School officials hope that delaying construction of the school until at least 2007 and gaining another year of enrollment data to study will prevent the county from building a school that could open half-full.
In approving the district's 10-year blueprint for school construction and renovation projects, the board also agreed to accelerate plans for the renovations of three aging elementary schools.
The schedule now calls for renovation to begin at Freedom, William Winchester and Charles Carroll elementary schools in fiscal years 2007, 2008 and 2009, respectively, with construction lasting two years at each school.
But the renovation plan, combined with construction of a fine arts addition and a full modernization of South Carroll High School - pushed back six years by the board yesterday to fiscal year 2011 -is not affordable, county budget director Ted Zaleski warned board members.
"The money just isn't there to do four modernizations in four years," he said.
Despite Zaleski's admonition, school board President Susan G. Holt and members Thomas G. Hiltz and Laura K. Rhodes approved the facilities master plan with the successive renovation projects in the schedule.
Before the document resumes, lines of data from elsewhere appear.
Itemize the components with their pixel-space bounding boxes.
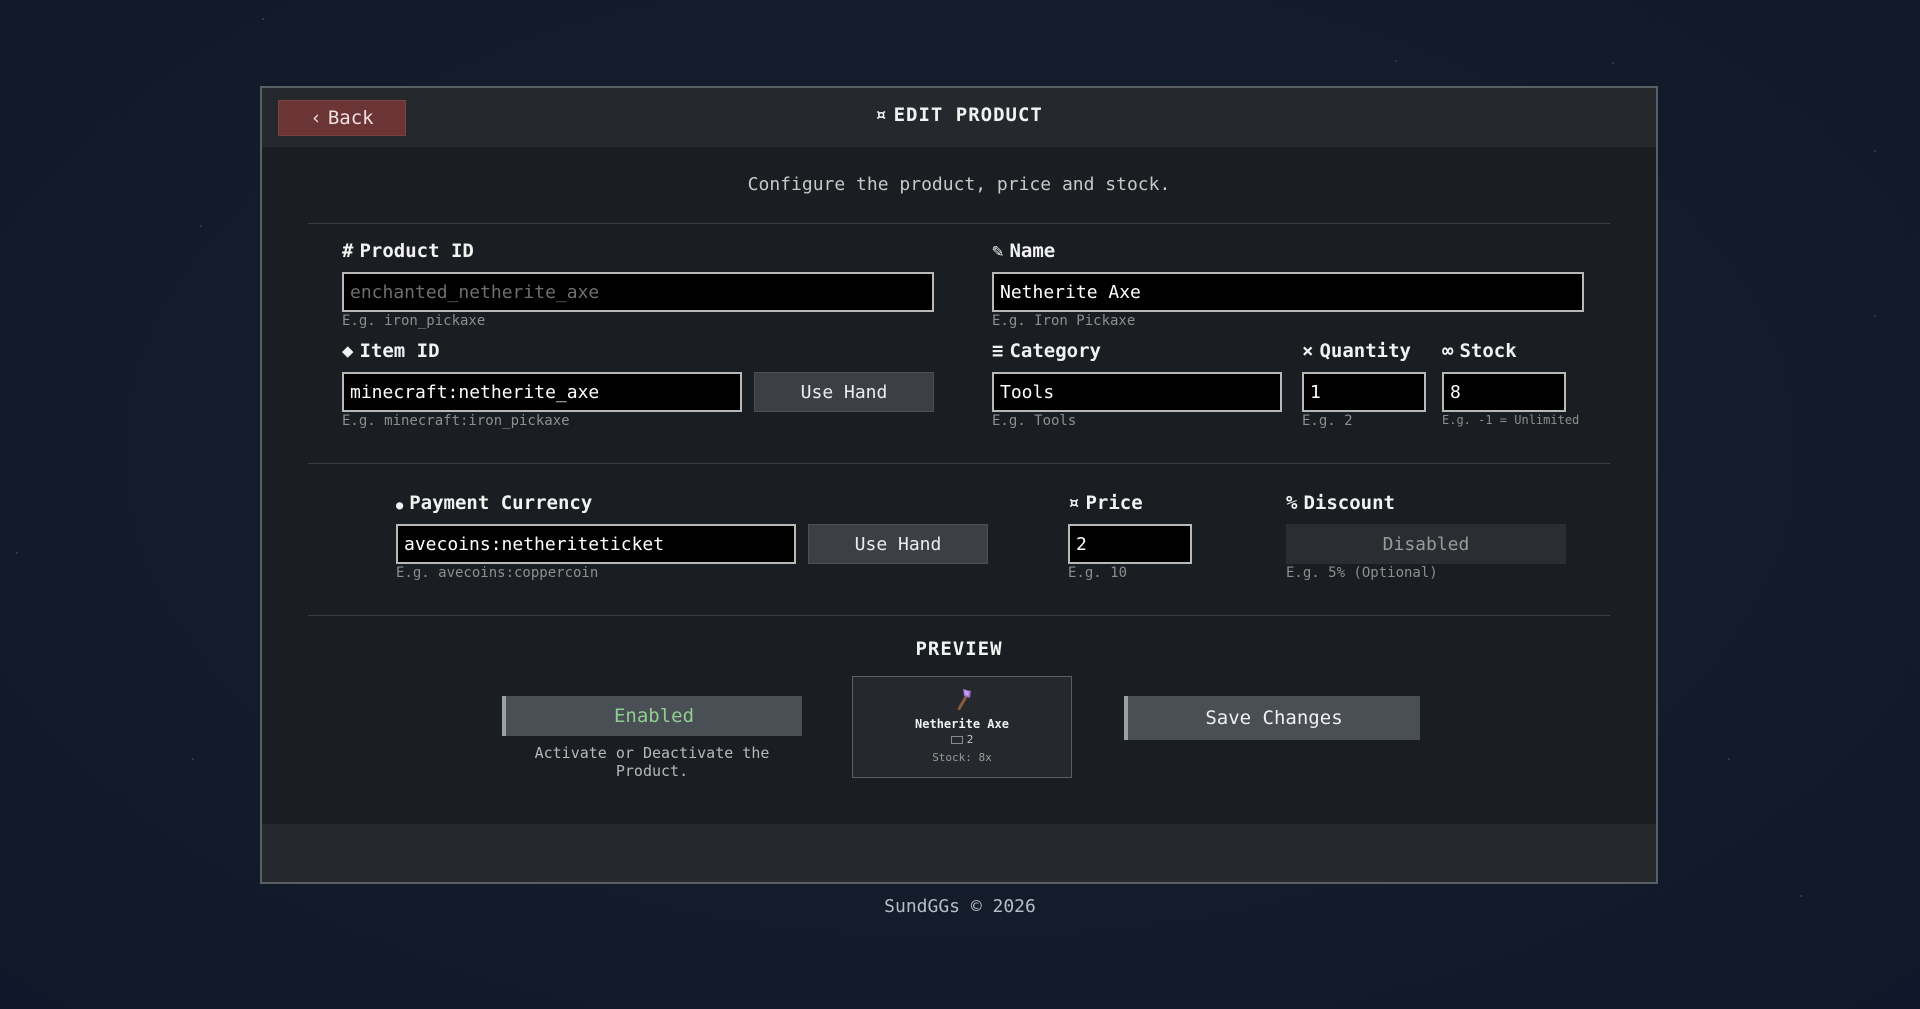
- background-star: [1395, 60, 1397, 62]
- preview-product-name: Netherite Axe: [915, 717, 1009, 731]
- background-star: [1612, 62, 1614, 64]
- preview-price-value: 2: [966, 733, 974, 746]
- item-id-input[interactable]: [342, 372, 742, 412]
- item-id-hint: E.g. minecraft:iron_pickaxe: [342, 413, 570, 429]
- price-label: ¤ Price: [1068, 492, 1143, 514]
- discount-label: % Discount: [1286, 492, 1395, 514]
- enabled-toggle-hint: Activate or Deactivate the Product.: [534, 744, 770, 780]
- product-id-label-text: Product ID: [359, 240, 474, 262]
- page-subtitle: Configure the product, price and stock.: [747, 174, 1171, 195]
- discount-hint: E.g. 5% (Optional): [1286, 565, 1438, 581]
- payment-currency-label-text: Payment Currency: [409, 492, 593, 514]
- payment-currency-label: ● Payment Currency: [396, 492, 592, 514]
- coin-icon: ¤: [875, 104, 888, 126]
- diamond-icon: ◆: [342, 340, 354, 362]
- hash-icon: #: [342, 240, 354, 262]
- enabled-toggle-button[interactable]: Enabled: [502, 696, 802, 736]
- divider: [308, 615, 1610, 616]
- quantity-label: × Quantity: [1302, 340, 1411, 362]
- category-label-text: Category: [1009, 340, 1101, 362]
- page-title-text: EDIT PRODUCT: [893, 104, 1043, 126]
- background-star: [192, 758, 194, 760]
- stock-label: ∞ Stock: [1442, 340, 1517, 362]
- multiply-icon: ×: [1302, 340, 1314, 362]
- name-label: ✎ Name: [992, 240, 1055, 262]
- list-icon: ≡: [992, 340, 1004, 362]
- stock-input[interactable]: [1442, 372, 1566, 412]
- preview-stock: Stock: 8x: [932, 751, 992, 764]
- background-star: [16, 552, 18, 554]
- product-id-input[interactable]: [342, 272, 934, 312]
- edit-product-panel: ‹ Back ¤ EDIT PRODUCT Configure the produ…: [260, 86, 1658, 884]
- payment-currency-use-hand-button[interactable]: Use Hand: [808, 524, 988, 564]
- item-id-use-hand-button[interactable]: Use Hand: [754, 372, 934, 412]
- page-title: ¤ EDIT PRODUCT: [262, 104, 1656, 126]
- percent-icon: %: [1286, 492, 1298, 514]
- preview-title: PREVIEW: [915, 638, 1003, 660]
- background-star: [262, 18, 264, 20]
- price-input[interactable]: [1068, 524, 1192, 564]
- item-id-label: ◆ Item ID: [342, 340, 440, 362]
- name-input[interactable]: [992, 272, 1584, 312]
- discount-label-text: Discount: [1303, 492, 1395, 514]
- ticket-icon: [950, 736, 963, 744]
- category-label: ≡ Category: [992, 340, 1101, 362]
- dot-icon: ●: [396, 498, 404, 512]
- preview-price: 2: [853, 733, 1071, 746]
- name-label-text: Name: [1009, 240, 1056, 262]
- panel-footer: [262, 824, 1656, 882]
- quantity-label-text: Quantity: [1319, 340, 1411, 362]
- save-changes-button[interactable]: Save Changes: [1124, 696, 1420, 740]
- netherite-axe-icon: [957, 689, 971, 711]
- price-hint: E.g. 10: [1068, 565, 1128, 581]
- category-input[interactable]: [992, 372, 1282, 412]
- pencil-icon: ✎: [992, 240, 1004, 262]
- background-star: [1874, 315, 1876, 317]
- product-id-hint: E.g. iron_pickaxe: [342, 313, 486, 329]
- category-hint: E.g. Tools: [992, 413, 1077, 429]
- panel-header: ‹ Back ¤ EDIT PRODUCT: [262, 88, 1656, 147]
- product-preview-card: Netherite Axe 2 Stock: 8x: [852, 676, 1072, 778]
- background-star: [1728, 758, 1730, 760]
- name-hint: E.g. Iron Pickaxe: [992, 313, 1136, 329]
- divider: [308, 223, 1610, 224]
- payment-currency-input[interactable]: [396, 524, 796, 564]
- stock-hint: E.g. -1 = Unlimited: [1442, 413, 1580, 427]
- price-label-text: Price: [1085, 492, 1143, 514]
- infinity-icon: ∞: [1442, 340, 1454, 362]
- stock-label-text: Stock: [1459, 340, 1517, 362]
- item-id-label-text: Item ID: [359, 340, 440, 362]
- discount-disabled-field[interactable]: Disabled: [1286, 524, 1566, 564]
- quantity-input[interactable]: [1302, 372, 1426, 412]
- product-id-label: # Product ID: [342, 240, 474, 262]
- background-star: [200, 225, 202, 227]
- background-star: [1874, 150, 1876, 152]
- divider: [308, 463, 1610, 464]
- quantity-hint: E.g. 2: [1302, 413, 1353, 429]
- coin-icon: ¤: [1068, 492, 1080, 514]
- copyright-text: SundGGs © 2026: [884, 896, 1036, 917]
- payment-currency-hint: E.g. avecoins:coppercoin: [396, 565, 599, 581]
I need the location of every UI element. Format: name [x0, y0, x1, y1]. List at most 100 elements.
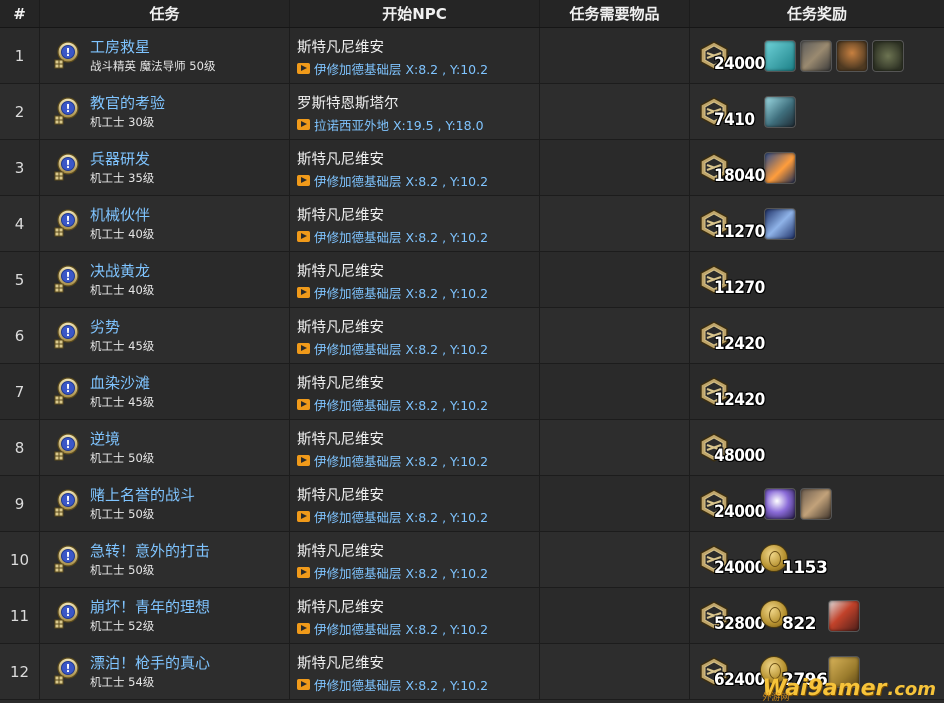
quest-requirement: 机工士 54级 — [90, 675, 155, 689]
reward-item-icon[interactable] — [836, 40, 868, 72]
reward-list: 24000 — [698, 488, 832, 522]
reward-item-icon[interactable] — [764, 40, 796, 72]
reward-item-icon[interactable] — [800, 40, 832, 72]
npc-location-link[interactable]: 伊修加德基础层 X:8.2 , Y:10.2 — [297, 507, 488, 526]
reward-item-icon[interactable] — [764, 152, 796, 184]
required-items — [540, 140, 690, 195]
npc-location-text: 伊修加德基础层 X:8.2 , Y:10.2 — [314, 230, 489, 245]
quest-icon: ! — [50, 320, 82, 352]
quest-title-link[interactable]: 劣势 — [90, 316, 120, 337]
npc-name: 斯特凡尼维安 — [297, 656, 384, 672]
quest-title-link[interactable]: 教官的考验 — [90, 92, 165, 113]
quest-icon: ! — [50, 208, 82, 240]
quest-requirement: 机工士 40级 — [90, 227, 155, 241]
row-number: 10 — [9, 550, 30, 569]
quest-table: # 任务 开始NPC 任务需要物品 任务奖励 1! 工房救星 战斗精英 魔法导师 5… — [0, 0, 944, 703]
exp-value: 12420 — [714, 390, 765, 410]
npc-location-link[interactable]: 伊修加德基础层 X:8.2 , Y:10.2 — [297, 451, 488, 470]
quest-title-link[interactable]: 崩坏！青年的理想 — [90, 596, 210, 617]
table-row: 3! 兵器研发 机工士 35级 斯特凡尼维安 伊修加德基础层 X:8.2 , Y:10.… — [0, 140, 944, 196]
quest-title-link[interactable]: 急转！意外的打击 — [90, 540, 210, 561]
row-number: 12 — [9, 662, 30, 681]
table-row: 2! 教官的考验 机工士 30级 罗斯特恩斯塔尔 拉诺西亚外地 X:19.5 , Y:1… — [0, 84, 944, 140]
header-npc: 开始NPC — [290, 0, 540, 27]
quest-requirement: 机工士 35级 — [90, 171, 155, 185]
npc-name: 斯特凡尼维安 — [297, 376, 384, 392]
npc-location-link[interactable]: 伊修加德基础层 X:8.2 , Y:10.2 — [297, 339, 488, 358]
reward-list: 48000 — [698, 432, 765, 466]
exp-reward: 11270 — [698, 208, 765, 242]
table-header: # 任务 开始NPC 任务需要物品 任务奖励 — [0, 0, 944, 28]
required-items — [540, 588, 690, 643]
quest-icon: ! — [50, 488, 82, 520]
reward-item-icon[interactable] — [828, 600, 860, 632]
required-items — [540, 420, 690, 475]
reward-item-icon[interactable] — [764, 208, 796, 240]
quest-title-link[interactable]: 赌上名誉的战斗 — [90, 484, 195, 505]
quest-icon: ! — [50, 40, 82, 72]
quest-title-link[interactable]: 决战黄龙 — [90, 260, 150, 281]
svg-text:!: ! — [65, 550, 70, 563]
map-pin-icon — [297, 455, 310, 466]
map-pin-icon — [297, 63, 310, 74]
reward-list: 7410 — [698, 96, 796, 130]
map-pin-icon — [297, 175, 310, 186]
npc-location-link[interactable]: 拉诺西亚外地 X:19.5 , Y:18.0 — [297, 115, 484, 134]
svg-text:!: ! — [65, 494, 70, 507]
header-num: # — [0, 0, 40, 27]
npc-location-link[interactable]: 伊修加德基础层 X:8.2 , Y:10.2 — [297, 283, 488, 302]
svg-text:!: ! — [65, 326, 70, 339]
gil-value: 822 — [782, 614, 817, 634]
row-number: 5 — [14, 270, 25, 289]
row-number: 7 — [14, 382, 25, 401]
reward-item-icon[interactable] — [800, 488, 832, 520]
exp-reward: 12420 — [698, 320, 765, 354]
quest-title-link[interactable]: 漂泊！枪手的真心 — [90, 652, 210, 673]
npc-location-text: 伊修加德基础层 X:8.2 , Y:10.2 — [314, 510, 489, 525]
npc-location-link[interactable]: 伊修加德基础层 X:8.2 , Y:10.2 — [297, 619, 488, 638]
reward-item-icon[interactable] — [764, 96, 796, 128]
npc-location-link[interactable]: 伊修加德基础层 X:8.2 , Y:10.2 — [297, 395, 488, 414]
npc-location-link[interactable]: 伊修加德基础层 X:8.2 , Y:10.2 — [297, 59, 488, 78]
table-row: 8! 逆境 机工士 50级 斯特凡尼维安 伊修加德基础层 X:8.2 , Y:10.2 4… — [0, 420, 944, 476]
reward-item-icon[interactable] — [764, 488, 796, 520]
quest-title-link[interactable]: 逆境 — [90, 428, 120, 449]
exp-reward: 62400 — [698, 656, 765, 690]
npc-location-text: 伊修加德基础层 X:8.2 , Y:10.2 — [314, 622, 489, 637]
reward-list: 12420 — [698, 320, 765, 354]
gil-reward: 822 — [760, 600, 824, 634]
table-row: 10! 急转！意外的打击 机工士 50级 斯特凡尼维安 伊修加德基础层 X:8.2 , … — [0, 532, 944, 588]
npc-location-link[interactable]: 伊修加德基础层 X:8.2 , Y:10.2 — [297, 563, 488, 582]
quest-title-link[interactable]: 工房救星 — [90, 36, 150, 57]
row-number: 9 — [14, 494, 25, 513]
npc-location-link[interactable]: 伊修加德基础层 X:8.2 , Y:10.2 — [297, 675, 488, 694]
gil-reward: 1153 — [760, 544, 828, 578]
npc-location-text: 伊修加德基础层 X:8.2 , Y:10.2 — [314, 678, 489, 693]
required-items — [540, 84, 690, 139]
npc-location-link[interactable]: 伊修加德基础层 X:8.2 , Y:10.2 — [297, 227, 488, 246]
gil-value: 1153 — [782, 558, 828, 578]
exp-value: 11270 — [714, 222, 765, 242]
required-items — [540, 196, 690, 251]
header-items: 任务需要物品 — [540, 0, 690, 27]
reward-list: 11270 — [698, 264, 765, 298]
row-number: 4 — [14, 214, 25, 233]
quest-icon: ! — [50, 432, 82, 464]
header-quest: 任务 — [40, 0, 290, 27]
npc-name: 斯特凡尼维安 — [297, 320, 384, 336]
map-pin-icon — [297, 623, 310, 634]
npc-location-text: 伊修加德基础层 X:8.2 , Y:10.2 — [314, 566, 489, 581]
npc-location-link[interactable]: 伊修加德基础层 X:8.2 , Y:10.2 — [297, 171, 488, 190]
exp-value: 24000 — [714, 558, 765, 578]
quest-title-link[interactable]: 机械伙伴 — [90, 204, 150, 225]
quest-requirement: 机工士 45级 — [90, 339, 155, 353]
table-row: 7! 血染沙滩 机工士 45级 斯特凡尼维安 伊修加德基础层 X:8.2 , Y:10.… — [0, 364, 944, 420]
exp-reward: 18040 — [698, 152, 765, 186]
reward-item-icon[interactable] — [872, 40, 904, 72]
quest-title-link[interactable]: 兵器研发 — [90, 148, 150, 169]
exp-reward: 24000 — [698, 40, 765, 74]
quest-title-link[interactable]: 血染沙滩 — [90, 372, 150, 393]
header-reward: 任务奖励 — [786, 5, 847, 23]
table-row: 9! 赌上名誉的战斗 机工士 50级 斯特凡尼维安 伊修加德基础层 X:8.2 , Y:… — [0, 476, 944, 532]
quest-icon: ! — [50, 264, 82, 296]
Board members Gary W. Bauer and C. Scott Stone did not attend yesterday's meeting.
Holt emphasized that the board is not backing away from the new South Carroll middle school by pushing construction of the project to the fiscal year that begins in July 2007. Rather, she wants county school planners to study the next two years' worth of enrollment estimates to determine whether classroom crowding is tapering off or whether this year's projections are a fluke.
Based on the school district's formula for the four existing schools that the state would consider before approving plans for a new South Carroll middle, enrollment projections for Mount Airy, New Windsor, Oklahoma Road and Sykesville middle schools show 479 more pupils than the schools have room for in 2005, when county officials would submit plans for the new school.
But projections for the four schools in September 2008 show that student enrollment would have declined during the three years the new school was being planned and built. Estimates calculated this spring indicate that the area middle schools would be 399 pupils over capacity in September 2008, down 80 pupils from projections for 2005.
It "is very difficult to justify this school," facilities director Raymond Prokop told board members of the new South Carroll middle school.
Pointing out that enrollment estimates indicate that the new building would be 50 percent to 60 percent full the year it opened, he added, "We want to take one more year of enrollment data to see what it tells us."
In other business, the board approved raises for school administrators whose salaries, according to a school system analysis, trailed their counterparts in similarly sized Maryland school districts.
The Carroll school system will spend $150,000 over three years to upgrade the pay of 78 employees working as elementary, middle and high school assistant principals and elementary and middle school principals.
Salaries for assistant principals in Carroll schools range from $51,993 for a rookie elementary or middle school administrator to $68,789 for a high school administrator at top scale.
Carroll Superintendent Charles I. Ecker said he chose not to upgrade the salaries of high school principals because they ranked more favorably among the other counties - fourth for a rookie principal paid $70,928 and fifth for a top-scale administrator paid $87,232.